Dee's rival Prestall kept bobbing up like a cork on the turbulent waters of Elizabethan politics, because his occult knowledge, plus his willingness to spy on his fellow Catholics, made him especially useful. Prestall had been indicted again in 1571 for having ‘conspired, compassed and imagined the death of the Queen’ by sorcery in 1570.
60
He later claimed that Philip II, who patronised alchemists, appointed him to his Council, and that he made alchemical wildfire for use against the English navy.
61
Yet despite Prestall's public threats to kill Burghley and Elizabeth by magic, he maintained a secret correspondence with the former and was allowed to return to England in late 1572.
62
Despite his treason the Privy Council released him under large bonds for good behaviour in July 1574, much to the disgust of that loyal Protestant William Harrison.
63

Prestall denigrated Medley's loyalty and abilities in order to emphasise his own alchemical expertise. Curtess tried to distance himself from Medley's fall by turning against him. This seemed obvious to Medley's lone defender, Dee's patron and Leicester's sister, Mary Dudley Sidney, who maintained close contact with Medley. Burghley warned her off, but Lady Sidney insisted on defending Medley against ‘continual malicious prosecuting’ by men guilty of ‘so many false and traitorous crimes to their prince, country and friends’. They had even tried ‘to bring my name in with his in all these brabbles’. Evidently Prestall's gang had extended their campaign against Dee to Medley and Lady Sidney, using methods bitterly familiar to Dee since the 1560s.

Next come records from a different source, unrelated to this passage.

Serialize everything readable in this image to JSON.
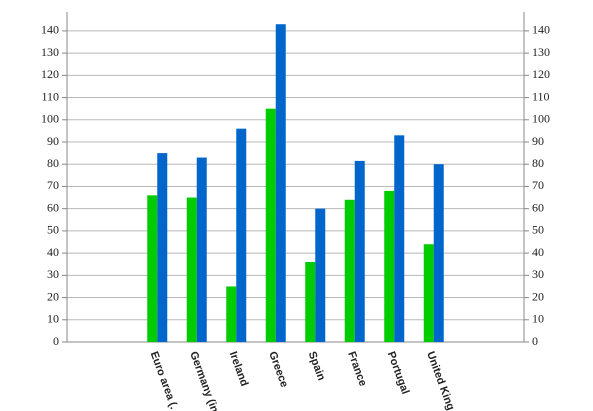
{
  "chart_data": {
    "type": "bar",
    "categories": [
      "Euro area (.",
      "Germany (in",
      "Ireland",
      "Greece",
      "Spain",
      "France",
      "Portugal",
      "United King"
    ],
    "series": [
      {
        "color": "#00cc00",
        "values": [
          66,
          65,
          25,
          105,
          36,
          64,
          68,
          44
        ]
      },
      {
        "color": "#0066cc",
        "values": [
          85,
          83,
          96,
          143,
          60,
          81.5,
          93,
          80
        ]
      }
    ],
    "ylim": [
      0,
      148.5
    ],
    "yticks": [
      0,
      10,
      20,
      30,
      40,
      50,
      60,
      70,
      80,
      90,
      100,
      110,
      120,
      130,
      140
    ],
    "y2lim": [
      0,
      148.5
    ],
    "y2ticks": [
      0,
      10,
      20,
      30,
      40,
      50,
      60,
      70,
      80,
      90,
      100,
      110,
      120,
      130,
      140
    ],
    "grid": true
  }
}
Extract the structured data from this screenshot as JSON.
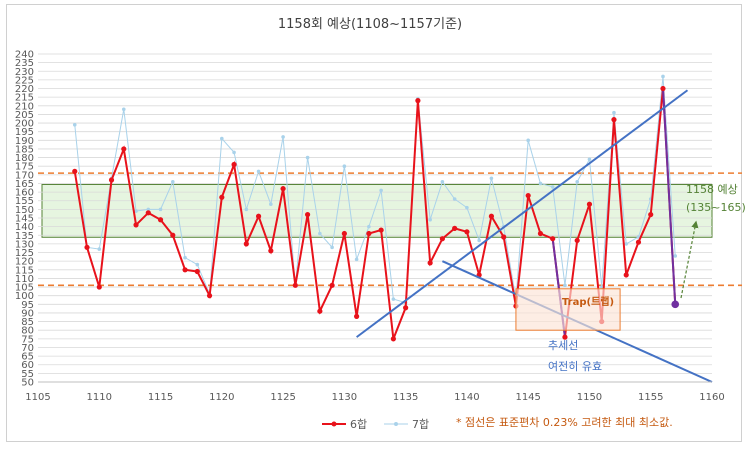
{
  "chart_data": {
    "type": "line",
    "title": "1158회 예상(1108~1157기준)",
    "xlabel": "",
    "ylabel": "",
    "xlim": [
      1105,
      1160
    ],
    "ylim": [
      50,
      240
    ],
    "x_ticks": [
      1105,
      1110,
      1115,
      1120,
      1125,
      1130,
      1135,
      1140,
      1145,
      1150,
      1155,
      1160
    ],
    "y_ticks": [
      50,
      55,
      60,
      65,
      70,
      75,
      80,
      85,
      90,
      95,
      100,
      105,
      110,
      115,
      120,
      125,
      130,
      135,
      140,
      145,
      150,
      155,
      160,
      165,
      170,
      175,
      180,
      185,
      190,
      195,
      200,
      205,
      210,
      215,
      220,
      225,
      230,
      235,
      240
    ],
    "grid": "horizontal",
    "legend_position": "bottom",
    "x": [
      1108,
      1109,
      1110,
      1111,
      1112,
      1113,
      1114,
      1115,
      1116,
      1117,
      1118,
      1119,
      1120,
      1121,
      1122,
      1123,
      1124,
      1125,
      1126,
      1127,
      1128,
      1129,
      1130,
      1131,
      1132,
      1133,
      1134,
      1135,
      1136,
      1137,
      1138,
      1139,
      1140,
      1141,
      1142,
      1143,
      1144,
      1145,
      1146,
      1147,
      1148,
      1149,
      1150,
      1151,
      1152,
      1153,
      1154,
      1155,
      1156,
      1157
    ],
    "series": [
      {
        "name": "6합",
        "color": "#e8121b",
        "values": [
          172,
          128,
          105,
          167,
          185,
          141,
          148,
          144,
          135,
          115,
          114,
          100,
          157,
          176,
          130,
          146,
          126,
          162,
          106,
          147,
          91,
          106,
          136,
          88,
          136,
          138,
          75,
          93,
          213,
          119,
          133,
          139,
          137,
          112,
          146,
          134,
          94,
          158,
          136,
          133,
          76,
          132,
          153,
          85,
          202,
          112,
          131,
          147,
          220,
          95
        ]
      },
      {
        "name": "7합",
        "color": "#a9d2ea",
        "values": [
          199,
          128,
          127,
          168,
          208,
          149,
          150,
          150,
          166,
          122,
          118,
          101,
          191,
          183,
          150,
          172,
          153,
          192,
          106,
          180,
          136,
          128,
          175,
          121,
          140,
          161,
          98,
          96,
          214,
          144,
          166,
          156,
          151,
          132,
          168,
          140,
          98,
          190,
          165,
          163,
          106,
          166,
          179,
          105,
          206,
          130,
          134,
          156,
          227,
          123
        ]
      }
    ],
    "reference_lines": {
      "upper": 171,
      "lower": 106
    },
    "prediction_band": {
      "from": 135,
      "to": 165,
      "color": "#e6f5e0"
    },
    "annotations": {
      "prediction_line1": "1158 예상",
      "prediction_line2": "(135~165)",
      "trap": "Trap(트랩)",
      "trend_line1": "추세선",
      "trend_line2": "여전히 유효",
      "footnote": "* 점선은 표준편차 0.23% 고려한 최대 최소값."
    },
    "trend_lines": {
      "upward": {
        "from": [
          1131,
          76
        ],
        "to": [
          1158,
          219
        ]
      },
      "downward": {
        "from": [
          1138,
          120
        ],
        "to": [
          1160,
          50
        ]
      }
    },
    "trap_box": {
      "x_from": 1144,
      "x_to": 1152.5,
      "y_from": 80,
      "y_to": 104
    },
    "purple_segments": [
      [
        1147,
        1148
      ],
      [
        1156,
        1157
      ]
    ],
    "colors": {
      "accent_orange": "#ed7d31",
      "trend_blue": "#4472c4",
      "band_green": "#548235",
      "purple": "#7030a0",
      "axis_text": "#595959"
    }
  }
}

For years Medley's accusers, just as they spread tales about Dee around Court, had brought Lady Sidney groundless tales about his misdemeanours against her. She believed that Curtess and Prestall's false accusations had persuaded Leicester to imprison Medley against his better judgement. They had also tried to blacken Medley's reputation with Burghley.
She reminded Burghley that while Medley dutifully submitted himself, ‘his accusers be so monstrous, vile and wicked themselves, and would do others, and his betters, no less hurt if they could’.
64
Prestall's accusations against Medley entailed forged letters, the same method that Vincent Murphyn had used against Dee. Leicester received a letter apparently signed by Thomas Wotton, one of his Devonshire clients and Medley's cousin, accusing Medley of infamous but unspecified words and deeds. Leicester sensibly checked with Wotton, who protested that he had not written the letter and could not imagine Medley doing things that ‘I have a long time much disliked’.
65
We shall see how Dee eventually turned the tables on Murphyn and Prestall and helped Medley's rehabilitation.

Medley's copper transmutation enterprise dissolved not because investors doubted his industrial alchemy but because in 1581 Joachim Gans, an experienced German industrial alchemist, began producing cheaper copper at the Mines Royal in Cumberland. His method resembled Agricola's and Medley's, whereby powdered ‘right Iron ore, being by roasting, brought into the perfection of Iron, is by the water and strength of vitriol converted into copper’.
66
The subsequent improvement in investment returns from the Mines Royal, thanks to what everyone believed was an alchemical process, removed the incentive to invest in Medley's schemes.

Yet Medley remained Burghley's trusted servant, in close attendance on his lord.
67
Through Burghley's patronage Medley would acquire rich leases in the vacant diocese of Ely.
68
He became the Queen's surveyor there by 1590 and ultimately Keeper of the imprisoned Catholic priests at Wisbech Castle.
69
Medley's imprisonment in 1576 demonstrates the importance for Dee and other occult philosophers of meeting their patrons’ expectations. Failure to do so left them vulnerable to the backbiting of courtly politics and jealous rivals. Success gave them leverage against those rivals. We can see this process most clearly in the dramatic revisions made to Foxe's account of Dee in the 1576 edition of
Acts and Monuments
. Foxe essentially abandoned Murphyn's attacks on the ‘Arch-Conjuror’ and accepted Dee's version of events. He did so because at that date Dee was gaining kudos by writing advice about the British Empire that suited Leicester's political agenda.